Maggie s’appuya contre le comptoir, les bras croisés, l’observant avec intérêt. « Alors ? »

Claire s’arrêta, croisant le regard bienveillant de Maggie. « C’est… bon. »

Maggie éclata de rire. « Bon ? Ma chérie, c’est de la magie sur une assiette. Mais je vais accepter le compliment. » Elle remplit une autre tasse de café pour un client avant de revenir vers Claire. « Alors, qu’est-ce qui se passe avec la voiture ? Un faible pour les vieux modèles ? »

Claire hésita, sa fourchette suspendue au-dessus de l’assiette. « C’était celle de mon père », dit-elle doucement. « Il l’a restaurée lui-même. Après son décès, je… je n’ai pas pu m’en séparer. »

L’expression de Maggie s’adoucit, l’éclat taquin dans ses yeux laissant place à une chaleur plus profonde. « C’est une belle façon de le garder près de toi. Jack prendra bien soin d’elle. Il a un vrai talent pour redonner vie aux vieilles choses. »

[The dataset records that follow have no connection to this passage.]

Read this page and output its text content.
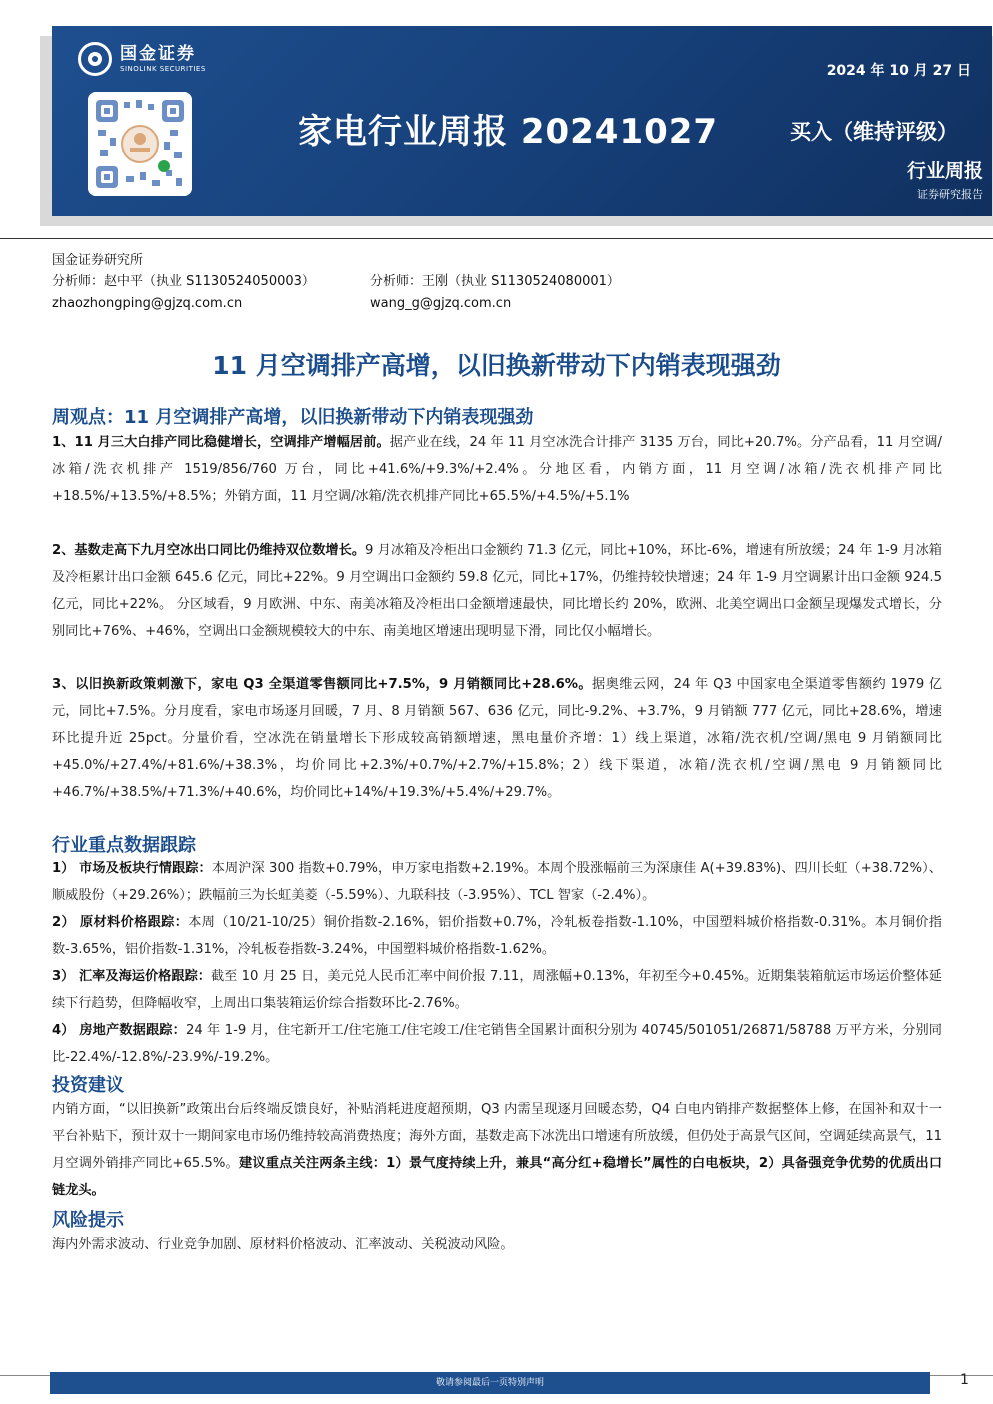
国金证券
SINOLINK SECURITIES	2024 年 10 月 27 日
家电行业周报 20241027	买入（维持评级）
行业周报
证券研究报告
国金证券研究所
分析师：赵中平（执业 S1130524050003）
zhaozhongping@gjzq.com.cn
分析师：王刚（执业 S1130524080001）
wang_g@gjzq.com.cn
11 月空调排产高增，以旧换新带动下内销表现强劲
周观点：11 月空调排产高增，以旧换新带动下内销表现强劲
1、11 月三大白排产同比稳健增长，空调排产增幅居前。据产业在线，24 年 11 月空冰洗合计排产 3135 万台，同比+20.7%。分产品看，11 月空调/冰箱/洗衣机排产 1519/856/760 万台，同比+41.6%/+9.3%/+2.4%。分地区看，内销方面，11 月空调/冰箱/洗衣机排产同比+18.5%/+13.5%/+8.5%；外销方面，11 月空调/冰箱/洗衣机排产同比+65.5%/+4.5%/+5.1%
2、基数走高下九月空冰出口同比仍维持双位数增长。9 月冰箱及冷柜出口金额约 71.3 亿元，同比+10%，环比-6%，增速有所放缓；24 年 1-9 月冰箱及冷柜累计出口金额 645.6 亿元，同比+22%。9 月空调出口金额约 59.8 亿元，同比+17%，仍维持较快增速；24 年 1-9 月空调累计出口金额 924.5 亿元，同比+22%。 分区域看，9 月欧洲、中东、南美冰箱及冷柜出口金额增速最快，同比增长约 20%，欧洲、北美空调出口金额呈现爆发式增长，分别同比+76%、+46%，空调出口金额规模较大的中东、南美地区增速出现明显下滑，同比仅小幅增长。
3、以旧换新政策刺激下，家电 Q3 全渠道零售额同比+7.5%，9 月销额同比+28.6%。据奥维云网，24 年 Q3 中国家电全渠道零售额约 1979 亿元，同比+7.5%。分月度看，家电市场逐月回暖，7 月、8 月销额 567、636 亿元，同比-9.2%、+3.7%，9 月销额 777 亿元，同比+28.6%，增速环比提升近 25pct。分量价看，空冰洗在销量增长下形成较高销额增速，黑电量价齐增：1）线上渠道，冰箱/洗衣机/空调/黑电 9 月销额同比+45.0%/+27.4%/+81.6%/+38.3%，均价同比+2.3%/+0.7%/+2.7%/+15.8%；2）线下渠道，冰箱/洗衣机/空调/黑电 9 月销额同比+46.7%/+38.5%/+71.3%/+40.6%，均价同比+14%/+19.3%/+5.4%/+29.7%。
行业重点数据跟踪
1） 市场及板块行情跟踪：本周沪深 300 指数+0.79%，申万家电指数+2.19%。本周个股涨幅前三为深康佳 A(+39.83%)、四川长虹（+38.72%）、顺威股份（+29.26%）；跌幅前三为长虹美菱（-5.59%）、九联科技（-3.95%）、TCL 智家（-2.4%）。
2） 原材料价格跟踪：本周（10/21-10/25）铜价指数-2.16%，铝价指数+0.7%，冷轧板卷指数-1.10%，中国塑料城价格指数-0.31%。本月铜价指数-3.65%，铝价指数-1.31%，冷轧板卷指数-3.24%，中国塑料城价格指数-1.62%。
3） 汇率及海运价格跟踪：截至 10 月 25 日，美元兑人民币汇率中间价报 7.11，周涨幅+0.13%，年初至今+0.45%。近期集装箱航运市场运价整体延续下行趋势，但降幅收窄，上周出口集装箱运价综合指数环比-2.76%。
4） 房地产数据跟踪：24 年 1-9 月，住宅新开工/住宅施工/住宅竣工/住宅销售全国累计面积分别为 40745/501051/26871/58788 万平方米，分别同比-22.4%/-12.8%/-23.9%/-19.2%。
投资建议
内销方面，“以旧换新”政策出台后终端反馈良好，补贴消耗进度超预期，Q3 内需呈现逐月回暖态势，Q4 白电内销排产数据整体上修，在国补和双十一平台补贴下，预计双十一期间家电市场仍维持较高消费热度；海外方面，基数走高下冰洗出口增速有所放缓，但仍处于高景气区间，空调延续高景气，11 月空调外销排产同比+65.5%。建议重点关注两条主线：1）景气度持续上升，兼具“高分红+稳增长”属性的白电板块，2）具备强竞争优势的优质出口链龙头。
风险提示
海内外需求波动、行业竞争加剧、原材料价格波动、汇率波动、关税波动风险。
敬请参阅最后一页特别声明	1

« J’espère bien », répondit Claire, retrouvant un peu de son assurance.« Il avait l’air… compétent. »

Maggie renifla. « Compétent, c’est un euphémisme. Jack est le meilleur mécanicien que tu puisses trouver, mais ce n’est pas exactement Monsieur Sympathie. Ne le prends pas mal s’il est un peu… direct. »

« Il est bien, » répondit Claire, bien que leur interaction tendue lui repassât en boucle dans l’esprit. « Je dirais qu’il est concentré. »

« Ça, c’est tout Jack. » Maggie s’installa sur la chaise en face de Claire sans attendre d’invitation. « Il a traversé pas mal de choses, mais il ne parle pas beaucoup de lui-même. C’est pour ça que tu m’as moi—je prends le relais pour le bavardage. » Elle fit un clin d’œil complice.

Claire ne put s’empêcher de laisser échapper un petit rire. « Et qu’est-ce que tu essaies exactement de découvrir sur moi ? »

« Tout, » répondit Maggie sans hésiter. « Par exemple, qu’est-ce qu’une fille de la grande ville comme toi fait avec une voiture pareille ? »

Claire hésita. « C’est surtout pour le travail. Je suis décoratrice d’intérieur. J’allais à un rendez-vous avec un client quand la voiture est tombée en panne. »

« Une grande designer, hein ? » Les yeux de Maggie scintillaient d’intérêt. « Ne sous-estime pas les habitants des petites villes. Tu pourrais apprendre une ou deux choses en restant ici. »

« J’en doute. » Les mots étaient secs, mais le petit trait d’humour dans sa voix surprit même Claire.

Maggie rit, se leva et ramassa l’assiette vide. « On verra bien. Continue à passer par ici, et je finirai peut-être par te convaincre. »

Claire suivit Maggie du regard alors qu’elle retournait au comptoir, où son bavardage avec les clients semblait aussi naturel que de respirer. Le diner vibrait d’une chaleur et d’une familiarité qui semblaient être à des années-lumière du rythme isolé de la vie citadine de Claire. Pour la première fois, elle se demanda s’il n’y avait pas quelque chose à découvrir dans cette toute petite ville.